At this point, the propriety of TMI’s cancellation of the Policy for the failure to pay the additional $2,494 is of no moment because TMI admitted error, retroactively reinstated the Policy, and restored Sembera to its original estimated initial premium of $2,744. Through the course of events, however, because El Dorado or Sembera had not timely responded to TMI’s request for more information or additional premium, TMI had already cancelled the Policy and refunded to Sembera the sum of $490—which was the unearned portion of the $2,744.
When the Policy was retroactively reinstated, as Sembera had requested, the total estimated initial premium of $2,744 was also reinstated—as if no cancellation had taken place—but $490 then remained outstanding. TMI invoiced Sembera for the $490, but Sembera did not return it.
Consequently, as the parties stipulated, on May 2, 2000, TMI issued a second Notice of Cancellation based on Sembera’s failure to repay the $490. Sembera did not respond. On May 17, 2000, TMI cancelled the Policy and refunded $602 to Sembera in unearned premium. Sembera accepted the $602 and did not seek reinstatement of the Policy.
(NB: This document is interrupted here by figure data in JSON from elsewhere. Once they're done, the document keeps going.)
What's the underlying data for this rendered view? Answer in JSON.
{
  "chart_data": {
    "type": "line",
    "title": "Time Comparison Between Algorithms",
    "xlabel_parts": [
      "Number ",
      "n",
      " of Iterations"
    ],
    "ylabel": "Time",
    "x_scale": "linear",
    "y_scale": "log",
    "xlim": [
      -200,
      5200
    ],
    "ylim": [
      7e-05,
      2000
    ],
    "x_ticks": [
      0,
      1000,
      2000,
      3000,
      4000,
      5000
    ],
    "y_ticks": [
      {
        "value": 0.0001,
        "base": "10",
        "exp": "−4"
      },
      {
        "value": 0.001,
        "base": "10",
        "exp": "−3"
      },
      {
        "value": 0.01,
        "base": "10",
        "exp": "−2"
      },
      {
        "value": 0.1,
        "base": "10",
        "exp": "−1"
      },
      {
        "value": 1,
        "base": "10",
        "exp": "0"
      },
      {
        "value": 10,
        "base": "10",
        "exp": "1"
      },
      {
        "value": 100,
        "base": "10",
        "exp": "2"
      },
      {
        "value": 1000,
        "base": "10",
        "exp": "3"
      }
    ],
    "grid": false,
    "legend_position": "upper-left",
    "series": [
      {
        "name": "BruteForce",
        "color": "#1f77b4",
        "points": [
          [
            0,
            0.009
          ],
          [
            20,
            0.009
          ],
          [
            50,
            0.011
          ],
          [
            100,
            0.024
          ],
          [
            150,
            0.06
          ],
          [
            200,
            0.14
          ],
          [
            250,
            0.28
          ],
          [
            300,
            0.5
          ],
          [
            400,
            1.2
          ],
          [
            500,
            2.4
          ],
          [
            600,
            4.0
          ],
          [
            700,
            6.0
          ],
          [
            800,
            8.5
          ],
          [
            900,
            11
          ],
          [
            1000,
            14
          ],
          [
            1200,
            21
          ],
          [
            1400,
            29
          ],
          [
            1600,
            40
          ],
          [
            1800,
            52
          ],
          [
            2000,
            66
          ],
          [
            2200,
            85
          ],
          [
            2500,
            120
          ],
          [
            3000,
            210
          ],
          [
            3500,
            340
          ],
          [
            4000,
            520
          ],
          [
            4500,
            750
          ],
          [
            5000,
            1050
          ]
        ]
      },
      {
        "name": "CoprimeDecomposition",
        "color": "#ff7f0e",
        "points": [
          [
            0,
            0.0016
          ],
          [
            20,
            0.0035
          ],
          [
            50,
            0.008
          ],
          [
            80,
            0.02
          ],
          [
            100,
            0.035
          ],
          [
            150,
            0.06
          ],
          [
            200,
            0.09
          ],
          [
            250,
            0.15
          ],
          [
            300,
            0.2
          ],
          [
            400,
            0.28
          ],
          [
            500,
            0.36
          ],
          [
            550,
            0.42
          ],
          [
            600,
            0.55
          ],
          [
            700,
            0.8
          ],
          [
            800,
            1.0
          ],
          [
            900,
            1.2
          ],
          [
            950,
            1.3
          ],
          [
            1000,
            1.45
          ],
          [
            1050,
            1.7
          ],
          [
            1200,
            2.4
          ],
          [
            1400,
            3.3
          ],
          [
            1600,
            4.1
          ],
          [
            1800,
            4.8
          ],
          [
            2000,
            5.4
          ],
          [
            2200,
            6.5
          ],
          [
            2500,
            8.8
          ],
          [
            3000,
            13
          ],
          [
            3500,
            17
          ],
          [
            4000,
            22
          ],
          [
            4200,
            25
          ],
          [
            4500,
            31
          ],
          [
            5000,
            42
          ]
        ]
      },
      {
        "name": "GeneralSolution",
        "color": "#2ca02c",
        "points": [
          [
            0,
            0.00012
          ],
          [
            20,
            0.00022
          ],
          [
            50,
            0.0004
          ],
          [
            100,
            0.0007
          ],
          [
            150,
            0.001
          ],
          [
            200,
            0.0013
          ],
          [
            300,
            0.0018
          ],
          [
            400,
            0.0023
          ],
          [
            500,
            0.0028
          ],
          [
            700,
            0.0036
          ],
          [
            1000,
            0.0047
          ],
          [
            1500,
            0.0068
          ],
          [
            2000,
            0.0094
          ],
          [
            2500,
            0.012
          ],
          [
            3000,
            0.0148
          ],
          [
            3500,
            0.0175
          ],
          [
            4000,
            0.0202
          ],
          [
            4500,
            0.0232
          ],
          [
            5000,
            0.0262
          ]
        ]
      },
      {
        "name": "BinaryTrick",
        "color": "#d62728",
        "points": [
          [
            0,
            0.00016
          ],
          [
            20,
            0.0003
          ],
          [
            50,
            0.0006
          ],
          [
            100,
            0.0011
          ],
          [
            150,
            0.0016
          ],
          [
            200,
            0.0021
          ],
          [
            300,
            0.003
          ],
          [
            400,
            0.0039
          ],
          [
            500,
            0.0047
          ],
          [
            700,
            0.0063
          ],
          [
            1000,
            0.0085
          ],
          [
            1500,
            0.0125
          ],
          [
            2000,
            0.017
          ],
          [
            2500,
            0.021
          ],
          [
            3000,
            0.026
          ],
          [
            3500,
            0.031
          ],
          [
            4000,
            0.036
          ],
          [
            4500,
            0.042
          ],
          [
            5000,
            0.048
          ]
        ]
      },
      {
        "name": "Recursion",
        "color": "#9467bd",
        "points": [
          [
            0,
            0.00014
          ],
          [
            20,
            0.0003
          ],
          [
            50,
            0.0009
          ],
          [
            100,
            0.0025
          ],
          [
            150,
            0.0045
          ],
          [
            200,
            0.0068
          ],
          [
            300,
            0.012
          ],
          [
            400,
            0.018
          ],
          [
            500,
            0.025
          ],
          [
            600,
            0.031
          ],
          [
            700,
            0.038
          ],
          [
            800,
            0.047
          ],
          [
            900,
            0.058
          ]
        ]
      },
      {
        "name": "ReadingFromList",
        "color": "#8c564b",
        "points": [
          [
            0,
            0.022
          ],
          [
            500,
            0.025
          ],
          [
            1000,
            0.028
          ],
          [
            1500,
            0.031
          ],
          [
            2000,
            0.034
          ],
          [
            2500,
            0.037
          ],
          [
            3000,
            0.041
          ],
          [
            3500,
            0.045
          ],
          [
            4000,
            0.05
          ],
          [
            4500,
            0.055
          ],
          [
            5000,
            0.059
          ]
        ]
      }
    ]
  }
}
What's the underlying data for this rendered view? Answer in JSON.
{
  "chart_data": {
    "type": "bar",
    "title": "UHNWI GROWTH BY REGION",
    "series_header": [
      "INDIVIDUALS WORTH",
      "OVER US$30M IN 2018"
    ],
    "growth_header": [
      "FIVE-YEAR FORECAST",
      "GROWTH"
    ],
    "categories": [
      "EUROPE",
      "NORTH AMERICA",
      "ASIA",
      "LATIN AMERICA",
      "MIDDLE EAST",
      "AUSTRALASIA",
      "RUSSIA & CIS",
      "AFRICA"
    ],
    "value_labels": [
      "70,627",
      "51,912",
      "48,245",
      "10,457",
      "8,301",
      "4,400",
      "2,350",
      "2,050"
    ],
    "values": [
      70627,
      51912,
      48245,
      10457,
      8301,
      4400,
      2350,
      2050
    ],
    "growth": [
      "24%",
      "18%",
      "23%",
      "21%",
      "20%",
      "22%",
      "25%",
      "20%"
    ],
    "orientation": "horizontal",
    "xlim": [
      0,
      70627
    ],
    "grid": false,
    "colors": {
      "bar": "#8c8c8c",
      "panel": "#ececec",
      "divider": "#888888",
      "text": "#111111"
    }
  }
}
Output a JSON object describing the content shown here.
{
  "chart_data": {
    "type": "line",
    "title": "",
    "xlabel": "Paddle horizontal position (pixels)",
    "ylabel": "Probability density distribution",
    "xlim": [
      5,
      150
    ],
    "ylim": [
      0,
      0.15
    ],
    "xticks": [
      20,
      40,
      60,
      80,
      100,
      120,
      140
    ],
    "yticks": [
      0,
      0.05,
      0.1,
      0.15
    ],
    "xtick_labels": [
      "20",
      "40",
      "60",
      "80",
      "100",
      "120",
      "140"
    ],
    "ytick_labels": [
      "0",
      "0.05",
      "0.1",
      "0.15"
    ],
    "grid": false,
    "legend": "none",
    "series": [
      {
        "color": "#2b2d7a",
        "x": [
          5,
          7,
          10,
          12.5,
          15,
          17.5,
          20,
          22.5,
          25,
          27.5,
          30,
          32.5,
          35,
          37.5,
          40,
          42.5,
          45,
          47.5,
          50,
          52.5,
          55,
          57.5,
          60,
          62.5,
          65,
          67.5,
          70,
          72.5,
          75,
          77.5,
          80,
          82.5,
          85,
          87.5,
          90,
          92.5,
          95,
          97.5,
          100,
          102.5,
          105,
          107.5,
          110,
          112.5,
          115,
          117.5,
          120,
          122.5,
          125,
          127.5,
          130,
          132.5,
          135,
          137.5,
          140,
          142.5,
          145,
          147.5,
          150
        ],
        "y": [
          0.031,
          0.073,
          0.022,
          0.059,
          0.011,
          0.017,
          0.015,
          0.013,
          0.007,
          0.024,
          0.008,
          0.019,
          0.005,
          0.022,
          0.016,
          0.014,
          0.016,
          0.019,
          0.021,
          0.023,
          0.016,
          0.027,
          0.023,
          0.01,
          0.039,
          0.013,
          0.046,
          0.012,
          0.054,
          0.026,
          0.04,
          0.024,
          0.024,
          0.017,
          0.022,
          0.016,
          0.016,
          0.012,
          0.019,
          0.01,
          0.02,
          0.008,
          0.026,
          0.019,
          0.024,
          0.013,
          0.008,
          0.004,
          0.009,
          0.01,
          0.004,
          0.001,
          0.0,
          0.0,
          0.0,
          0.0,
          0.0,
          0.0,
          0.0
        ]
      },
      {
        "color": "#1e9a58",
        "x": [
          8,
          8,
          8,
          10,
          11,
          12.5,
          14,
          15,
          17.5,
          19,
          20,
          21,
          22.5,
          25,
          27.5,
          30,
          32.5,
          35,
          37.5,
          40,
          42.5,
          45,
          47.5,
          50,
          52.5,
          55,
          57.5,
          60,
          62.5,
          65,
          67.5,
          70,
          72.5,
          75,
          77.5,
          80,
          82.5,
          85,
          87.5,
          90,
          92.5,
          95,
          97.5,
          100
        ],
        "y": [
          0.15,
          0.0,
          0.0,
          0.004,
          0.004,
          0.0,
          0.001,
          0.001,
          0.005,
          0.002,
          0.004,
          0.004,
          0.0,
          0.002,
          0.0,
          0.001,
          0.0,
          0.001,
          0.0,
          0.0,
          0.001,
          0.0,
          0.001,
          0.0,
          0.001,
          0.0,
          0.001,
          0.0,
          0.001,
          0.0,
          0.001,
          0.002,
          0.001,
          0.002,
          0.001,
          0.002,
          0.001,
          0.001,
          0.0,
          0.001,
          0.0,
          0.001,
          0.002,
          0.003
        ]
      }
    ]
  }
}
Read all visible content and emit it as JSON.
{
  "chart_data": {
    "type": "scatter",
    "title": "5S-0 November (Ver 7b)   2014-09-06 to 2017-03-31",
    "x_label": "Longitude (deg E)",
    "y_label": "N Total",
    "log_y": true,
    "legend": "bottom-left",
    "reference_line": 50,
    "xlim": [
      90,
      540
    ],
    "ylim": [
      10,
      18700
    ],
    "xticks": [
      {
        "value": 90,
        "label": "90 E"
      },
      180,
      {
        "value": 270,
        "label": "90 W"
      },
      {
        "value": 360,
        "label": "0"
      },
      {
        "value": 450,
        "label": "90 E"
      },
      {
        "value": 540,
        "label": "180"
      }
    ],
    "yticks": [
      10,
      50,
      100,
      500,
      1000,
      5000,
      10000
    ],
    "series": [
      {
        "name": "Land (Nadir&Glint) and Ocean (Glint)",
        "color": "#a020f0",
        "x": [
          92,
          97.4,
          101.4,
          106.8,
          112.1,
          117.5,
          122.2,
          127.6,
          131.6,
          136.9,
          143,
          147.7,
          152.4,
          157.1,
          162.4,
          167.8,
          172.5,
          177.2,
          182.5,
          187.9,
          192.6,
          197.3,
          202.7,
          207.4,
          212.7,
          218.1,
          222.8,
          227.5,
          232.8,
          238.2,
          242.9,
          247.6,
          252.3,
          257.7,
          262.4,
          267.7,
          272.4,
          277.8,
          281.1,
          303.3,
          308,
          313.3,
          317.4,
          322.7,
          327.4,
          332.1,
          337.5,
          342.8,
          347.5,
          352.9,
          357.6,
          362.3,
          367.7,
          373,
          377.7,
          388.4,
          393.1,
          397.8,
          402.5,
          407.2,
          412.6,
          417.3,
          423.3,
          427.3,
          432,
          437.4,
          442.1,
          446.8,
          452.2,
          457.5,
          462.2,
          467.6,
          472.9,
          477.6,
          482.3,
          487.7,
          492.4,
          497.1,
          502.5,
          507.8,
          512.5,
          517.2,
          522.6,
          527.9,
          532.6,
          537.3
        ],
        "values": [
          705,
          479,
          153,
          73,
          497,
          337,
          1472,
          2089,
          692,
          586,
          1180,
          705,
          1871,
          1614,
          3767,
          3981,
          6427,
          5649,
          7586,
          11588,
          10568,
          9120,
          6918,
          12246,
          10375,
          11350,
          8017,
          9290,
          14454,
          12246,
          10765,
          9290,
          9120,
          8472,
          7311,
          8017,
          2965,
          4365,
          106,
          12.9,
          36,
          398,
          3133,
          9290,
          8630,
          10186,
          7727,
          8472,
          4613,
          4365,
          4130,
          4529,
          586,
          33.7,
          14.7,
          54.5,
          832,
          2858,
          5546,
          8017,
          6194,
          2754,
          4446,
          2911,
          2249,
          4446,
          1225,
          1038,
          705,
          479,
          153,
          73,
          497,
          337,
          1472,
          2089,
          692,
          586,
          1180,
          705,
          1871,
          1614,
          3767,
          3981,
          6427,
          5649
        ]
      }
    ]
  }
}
Sembera contends that TMI breached the Policy contract by cancelling the Policy based on Sembera’s failure to pay “additional premium” that TMI improperly attempted to collect during the interim of the Policy term. Sembera contends that, pursuant to terms of the Policy, TMI could only assess an estimated premium at Policy inception and a final premium at the end of the Policy term based on an actual audit. Sembera argues that no provision of the Policy allowed TMI to bill Sembera mid-term for “additional premiums.”
The record shows, however, that the $490 at issue was not an “additional premium”; rather, it was a portion of the estimated initial premium that had been refunded as “unearned premium”—a fact to which the parties stipulated. By failing to return the $490 when it requested reinstatement, Sembera left the estimated initial premium for the Policy term unpaid in part. Consequently, by the express terms of the Endorsement, TMI was permitted, with 10 days’ notice, to cancel the Policy for non-payment of premium.
The parties stipulated that TMI issued 15 days’ notice of cancellation to Sembera and, when Sembera did not respond, TMI cancelled the Policy and refunded $602 in unearned premium. Sembera accepted the refund and did not seek reinstatement.
We conclude that, because the express terms of the Policy afforded TMI a right to cancel coverage for non-payment of premium, TMI’s cancellation of the Policy did not, as a matter of law, constitute a breach of the Policy contract. See Coker, 650 S.W.2d at 393–94 (construing contract as matter of law); Texaco, Inc., 35 S.W.3d at 665 (enforcing contract as written). We hold that the trial court erred by granting summary judgment in favor of Sembera on its breach of contract claim and by denying TMI’s motion for summary judgment on same.
Accordingly, TMI’s first and second issues are sustained.
Having sustained TMI’s first and second issues concerning TMI’s liability for breach of contract, which obviates the damages issue, we do not reach TMI’s contentions that the trial court erred by entering damages based on Sembera’s evidence of lost profits and by overruling TMI’s objections to the admission of parol evidence. See Cates, 927 S.W.2d at 626 (holding that appellate court should consider summary judgment grounds that are necessary to final disposition of appeal). In addition, we do not reach Sembera’s contentions that the trial court erred by improperly computing damages and awarding attorney’s fees. See id.
Conclusion
We reverse the judgment of the trial court and render judgment that the summary judgment motion of TMI is granted, that the summary judgment motion of Sembera is denied, and that Sembera take nothing by its claim.
Laura Carter Higley
Justice
Panel consists of Chief Justice Radack and Justices Higley and Wilson.